江平野沖澡的度很快,也或許是因為體育館的浴室簡陋,只能解解燃眉之急。他換了一件乾淨的T恤出來,身上還隱隱地帶了點皂角的清香。
沒等他開口問季應要去哪,後者就搶先一步說:「一起隨便走走吧。」
江平野回了一聲「好」。
「我是後半場的時候來的。」季應說,「錯過了前半場,有點可惜。」
籃球場旁是一條林蔭大道,這個時間點路上沒有太多的人,陽光被樹影篩過,斑駁的投下大片大片的影子。
江平野說:「我知道。」
季應不自覺地又彎了彎嘴角。江平野發現他總是笑,溫軟的笑意從眼尾漾開,把周身疏離的氣質悉數化盡,本就精緻的五官顯得愈發耀眼。連這漫天秋色都要淪為陪襯。
「你當然知道。因為你看到我了,而我也看到你。」季應頓了幾秒,感嘆道,「想不到阿野平時瞧起來一副不爭不搶的模樣,在球場上卻如此生猛。」
江平野一怔,不知是不是被猜透了心思,嘴角都僵硬地抿成一條線。
「是因為今天……」江平野找不出解釋的理由,索性閉了嘴不願說多錯多。
「大概是今天的天氣特別適合灌籃吧。真的很帥,阿野。」季應伸出手去勾江平野的球包,後者沒來得及反應,就感受到肩膀一重,季應的食指已經彎了上來,仿佛一個牽手的姿勢。
江平野僵硬了幾秒鐘,強迫自己講注意力從這側的肩膀挪開。
可是下一秒,季應的手突然從球包挪到了他的大臂上,緊緊地扣了上來。
不等江平野抽手,迎面傳來了一句:「季應,真的好巧,這也能遇到!」
作者有話說:
我來替季應說:你怎麼總是陰魂不散啊(怒吼)
今天是孔雀開屏小野
第14章
霎那間,空氣仿佛都凝固。季應雖不回話,但江平野明顯能感受到他飛墜落的情緒,和逐漸攀升的、無法掩飾的、冷冽和不安的敵意,仿佛緊繃著的弓弦,等待著斷裂的時刻。
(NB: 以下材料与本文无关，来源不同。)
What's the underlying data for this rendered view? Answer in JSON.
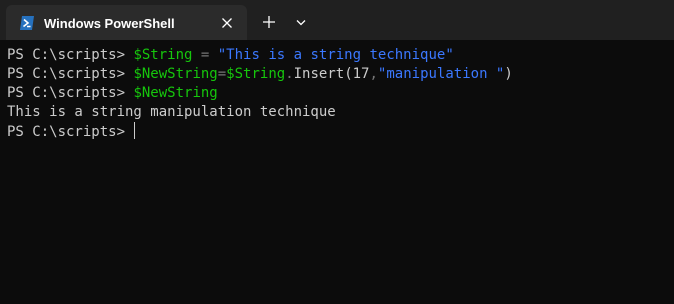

江平野抬眼望去,只見前方不遠走來兩個年紀相仿的男人,舉止親昵,關係不勝常人。說話的應該是個子更高的那個,臉上掛著說不清道不明的笑,讓江平野本能的不太舒服。個子稍矮的則半身藏在他的身後,面上流露出一點茫然的神色,似乎對同伴突如其來的問候有些不解。
「江林,這位是你上次說的那位朋友嗎?」矮個子的男生率先開口,打破了奇怪的氛圍。
「對,是上次在美術館見到的朋友,跟你說過的那個。」江林側著頭,語氣柔和。
可話音剛落,季應開口,冷漠地嘲諷道:「你怎麼總是陰魂不散?江林,人類進化的時候你躲起來了嗎?怎麼連羞恥心都沒賞給你一點。」